On top of all that, each building has just a huge number of tiles - the basic set of tiles for the Soviet archives has 96 different tiles in it, not counting those for the roof, which is an awful lot of opportunities to make mistakes. It also consumes huge amounts of time - when I first started working on the tiles I was spending as much, if not more, time on the simple rendering and naming process than I was on the actual creation.
My solution to this was twofold. Firstly I created a template Blender file in which both the lighting and the camera are set-up perfectly, and I then animated the light and camera so that each frame of animation corresponded to viewing the tile from a different direction. This meant rendering a tile from all 4 of the necessary direction was just a matter of advancing the frame count in Blender by one. I was also able to use this animation method to automate some of the more tedious tasks like rendering doors in their open, closed and destroyed state.

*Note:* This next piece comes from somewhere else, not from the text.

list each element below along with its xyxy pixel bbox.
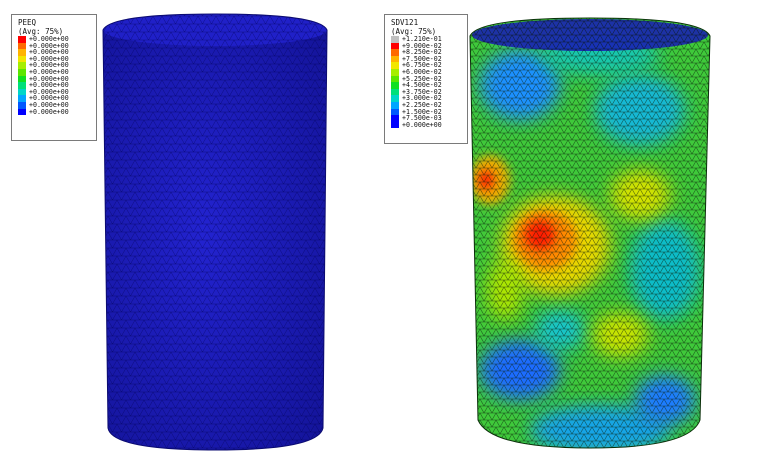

This was a big improvement, but left the time consuming and error prone process of manually naming each frame into the correct format for the game; so I came up with an additional tool to fix that. I found an application called Blender++, which comes with a command line utility called "brend" that can render out Blender files automatically one frame at a time - this didn't solve the naming problem (all the different objects would come out named after the file with a numerical tag), but it did solve the problem of me needing to manually switch Blender. I then wrote a wrapper for the brend utility as a batch file, that worked as follows - you drag and drop the file you want to start rendering onto the batch, and it kicks off a brend of the first 4 frames in that Blender file and then shows you the results - at that point it asks you what the object is, so you would type "window" for example, and then it automatically names each frame with the appropriate name and facing (i.e. does it face NE, NW, SE or SW?) and moves it to a finished; it then asks you if you want to render more, and if so it moves to the next Blender layer (i.e. where the next object is stored) and repeats the rendering and naming process.

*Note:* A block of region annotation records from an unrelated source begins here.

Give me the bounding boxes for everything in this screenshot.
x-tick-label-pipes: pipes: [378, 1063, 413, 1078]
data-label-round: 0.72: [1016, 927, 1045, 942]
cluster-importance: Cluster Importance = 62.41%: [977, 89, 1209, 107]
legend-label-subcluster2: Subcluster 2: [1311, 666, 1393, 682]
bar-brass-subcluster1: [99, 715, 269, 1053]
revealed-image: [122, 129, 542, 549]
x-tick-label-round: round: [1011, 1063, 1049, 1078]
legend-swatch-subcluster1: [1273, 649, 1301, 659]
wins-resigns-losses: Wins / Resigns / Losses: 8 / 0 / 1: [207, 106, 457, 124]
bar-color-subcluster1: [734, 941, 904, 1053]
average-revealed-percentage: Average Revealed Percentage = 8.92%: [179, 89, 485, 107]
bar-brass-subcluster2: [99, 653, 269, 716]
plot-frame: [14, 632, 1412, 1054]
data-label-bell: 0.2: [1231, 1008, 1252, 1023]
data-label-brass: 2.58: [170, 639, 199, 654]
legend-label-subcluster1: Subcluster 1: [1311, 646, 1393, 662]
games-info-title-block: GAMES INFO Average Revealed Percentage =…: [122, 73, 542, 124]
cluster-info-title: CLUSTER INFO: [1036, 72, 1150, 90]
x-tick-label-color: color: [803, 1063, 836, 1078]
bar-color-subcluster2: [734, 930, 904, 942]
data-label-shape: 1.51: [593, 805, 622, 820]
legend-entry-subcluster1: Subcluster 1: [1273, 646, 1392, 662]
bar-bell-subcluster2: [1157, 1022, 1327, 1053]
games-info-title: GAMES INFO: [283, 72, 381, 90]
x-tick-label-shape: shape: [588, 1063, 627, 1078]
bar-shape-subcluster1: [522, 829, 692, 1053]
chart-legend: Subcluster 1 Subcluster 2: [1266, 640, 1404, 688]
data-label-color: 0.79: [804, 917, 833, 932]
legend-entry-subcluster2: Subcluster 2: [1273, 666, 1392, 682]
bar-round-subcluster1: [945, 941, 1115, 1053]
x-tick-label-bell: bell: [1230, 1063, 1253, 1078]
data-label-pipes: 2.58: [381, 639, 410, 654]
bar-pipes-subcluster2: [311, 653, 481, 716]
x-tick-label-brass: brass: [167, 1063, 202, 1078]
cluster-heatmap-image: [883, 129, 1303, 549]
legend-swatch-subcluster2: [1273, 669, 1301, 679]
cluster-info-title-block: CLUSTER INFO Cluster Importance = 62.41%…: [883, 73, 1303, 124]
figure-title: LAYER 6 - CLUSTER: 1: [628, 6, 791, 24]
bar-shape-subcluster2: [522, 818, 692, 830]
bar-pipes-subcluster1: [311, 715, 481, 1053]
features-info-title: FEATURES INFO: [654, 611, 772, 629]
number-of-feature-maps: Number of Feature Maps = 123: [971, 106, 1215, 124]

This system cuts the time needed to render and name a large set of tiles from several hours to about 15 minutes, and is vastly more robust in terms of avoiding errors. Tiles produced by the process can be dropped straight into the game for set-up, and if there are any tweaks needed it is a fairly simple process to redo the renders again in such a way that the new tiles can just overwrite the old tiles with no need for re-checking the positions. The reliability of this system has also made it possible for me to do more complex building types (such as Nissen huts, which you may not have seen yet) which have curved edges that need to match absolutely perfectly between tile transitions.

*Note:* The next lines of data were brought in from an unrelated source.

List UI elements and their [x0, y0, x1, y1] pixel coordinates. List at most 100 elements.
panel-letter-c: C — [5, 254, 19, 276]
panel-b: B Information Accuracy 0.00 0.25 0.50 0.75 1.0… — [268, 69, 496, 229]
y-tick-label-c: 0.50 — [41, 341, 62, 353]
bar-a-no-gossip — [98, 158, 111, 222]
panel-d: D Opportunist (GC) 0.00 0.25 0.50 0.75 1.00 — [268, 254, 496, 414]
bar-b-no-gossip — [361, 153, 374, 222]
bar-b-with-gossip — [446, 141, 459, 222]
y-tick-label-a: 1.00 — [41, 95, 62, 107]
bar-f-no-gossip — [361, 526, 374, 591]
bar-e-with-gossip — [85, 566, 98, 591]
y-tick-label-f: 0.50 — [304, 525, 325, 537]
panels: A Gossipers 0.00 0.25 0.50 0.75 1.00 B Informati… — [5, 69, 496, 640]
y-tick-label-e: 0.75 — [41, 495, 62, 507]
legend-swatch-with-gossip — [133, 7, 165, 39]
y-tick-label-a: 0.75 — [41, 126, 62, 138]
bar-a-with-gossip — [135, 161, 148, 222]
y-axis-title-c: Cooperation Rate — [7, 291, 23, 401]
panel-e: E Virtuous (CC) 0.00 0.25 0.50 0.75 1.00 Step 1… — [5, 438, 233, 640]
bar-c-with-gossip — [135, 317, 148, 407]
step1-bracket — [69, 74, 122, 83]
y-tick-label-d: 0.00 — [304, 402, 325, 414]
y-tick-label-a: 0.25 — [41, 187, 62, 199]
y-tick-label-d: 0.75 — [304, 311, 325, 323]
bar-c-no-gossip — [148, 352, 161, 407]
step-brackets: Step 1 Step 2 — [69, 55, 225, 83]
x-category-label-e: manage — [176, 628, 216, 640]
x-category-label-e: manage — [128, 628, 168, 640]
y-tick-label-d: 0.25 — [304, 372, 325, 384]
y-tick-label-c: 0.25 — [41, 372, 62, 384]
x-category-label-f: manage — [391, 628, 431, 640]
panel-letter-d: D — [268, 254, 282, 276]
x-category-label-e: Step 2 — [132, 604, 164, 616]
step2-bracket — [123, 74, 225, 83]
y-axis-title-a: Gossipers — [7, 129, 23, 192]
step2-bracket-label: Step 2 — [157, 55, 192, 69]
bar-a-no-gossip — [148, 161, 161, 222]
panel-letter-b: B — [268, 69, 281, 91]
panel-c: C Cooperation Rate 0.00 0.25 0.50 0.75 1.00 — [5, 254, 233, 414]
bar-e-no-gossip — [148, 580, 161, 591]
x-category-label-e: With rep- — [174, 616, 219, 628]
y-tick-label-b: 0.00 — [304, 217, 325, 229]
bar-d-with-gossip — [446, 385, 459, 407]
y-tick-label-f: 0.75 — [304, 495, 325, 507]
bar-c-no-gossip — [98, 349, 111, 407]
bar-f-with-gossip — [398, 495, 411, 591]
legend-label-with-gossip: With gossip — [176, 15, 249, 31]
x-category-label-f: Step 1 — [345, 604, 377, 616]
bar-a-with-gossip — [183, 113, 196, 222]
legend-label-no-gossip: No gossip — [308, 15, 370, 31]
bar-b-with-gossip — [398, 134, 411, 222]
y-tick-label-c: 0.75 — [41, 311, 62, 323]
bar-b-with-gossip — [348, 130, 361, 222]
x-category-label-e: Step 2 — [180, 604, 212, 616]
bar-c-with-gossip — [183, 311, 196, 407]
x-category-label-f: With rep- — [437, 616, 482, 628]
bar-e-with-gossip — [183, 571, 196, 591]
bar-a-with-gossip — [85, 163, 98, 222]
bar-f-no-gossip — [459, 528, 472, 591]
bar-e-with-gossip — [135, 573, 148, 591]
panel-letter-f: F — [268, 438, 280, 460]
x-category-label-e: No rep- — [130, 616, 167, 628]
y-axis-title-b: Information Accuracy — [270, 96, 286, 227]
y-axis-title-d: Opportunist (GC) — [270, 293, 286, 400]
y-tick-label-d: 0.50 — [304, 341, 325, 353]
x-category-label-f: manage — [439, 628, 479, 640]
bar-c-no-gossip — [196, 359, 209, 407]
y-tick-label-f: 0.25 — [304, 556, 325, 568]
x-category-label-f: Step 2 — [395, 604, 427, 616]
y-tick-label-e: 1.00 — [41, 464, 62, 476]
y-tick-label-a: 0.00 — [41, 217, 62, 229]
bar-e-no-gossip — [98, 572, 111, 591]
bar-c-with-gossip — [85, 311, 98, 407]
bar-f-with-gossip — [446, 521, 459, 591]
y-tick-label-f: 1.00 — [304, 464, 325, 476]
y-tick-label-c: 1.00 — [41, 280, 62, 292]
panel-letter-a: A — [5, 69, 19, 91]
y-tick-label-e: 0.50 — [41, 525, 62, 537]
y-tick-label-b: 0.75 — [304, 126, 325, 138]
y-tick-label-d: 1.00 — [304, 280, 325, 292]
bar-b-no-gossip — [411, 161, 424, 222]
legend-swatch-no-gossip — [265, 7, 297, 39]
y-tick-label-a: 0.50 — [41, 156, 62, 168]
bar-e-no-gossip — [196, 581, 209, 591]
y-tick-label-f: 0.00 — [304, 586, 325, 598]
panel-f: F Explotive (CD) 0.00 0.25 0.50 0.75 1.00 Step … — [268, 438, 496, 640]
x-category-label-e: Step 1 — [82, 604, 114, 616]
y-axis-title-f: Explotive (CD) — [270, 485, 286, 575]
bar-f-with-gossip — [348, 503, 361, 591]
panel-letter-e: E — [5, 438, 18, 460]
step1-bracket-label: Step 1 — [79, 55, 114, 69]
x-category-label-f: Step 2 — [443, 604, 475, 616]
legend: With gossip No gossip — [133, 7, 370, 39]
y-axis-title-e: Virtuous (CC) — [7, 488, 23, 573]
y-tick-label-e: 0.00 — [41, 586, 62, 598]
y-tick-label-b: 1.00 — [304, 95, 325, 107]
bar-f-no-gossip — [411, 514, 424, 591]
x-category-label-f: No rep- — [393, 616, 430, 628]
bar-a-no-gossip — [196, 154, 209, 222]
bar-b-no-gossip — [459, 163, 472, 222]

Once the complete set of tiles for a building like the Soviet archives is complete it gets put in the game for testing and is also passed on to our very talented 2D artist Mikael, who paints over the tiles to give them that stylised look we use for all buildings in Xenonauts; it is always an absolute pleasure to see how awesome the tiles can turn out after he gone over them.
Anyway I've enjoyed rambling on about this, and hopefully it will be a bit of an interesting insight into how these kinds of old school 3D tiles are produced. As much work as all of the above may seem, I think once the results are in game they give Xenonauts a high resolution look that is fairly unique amongst modern pixel art games.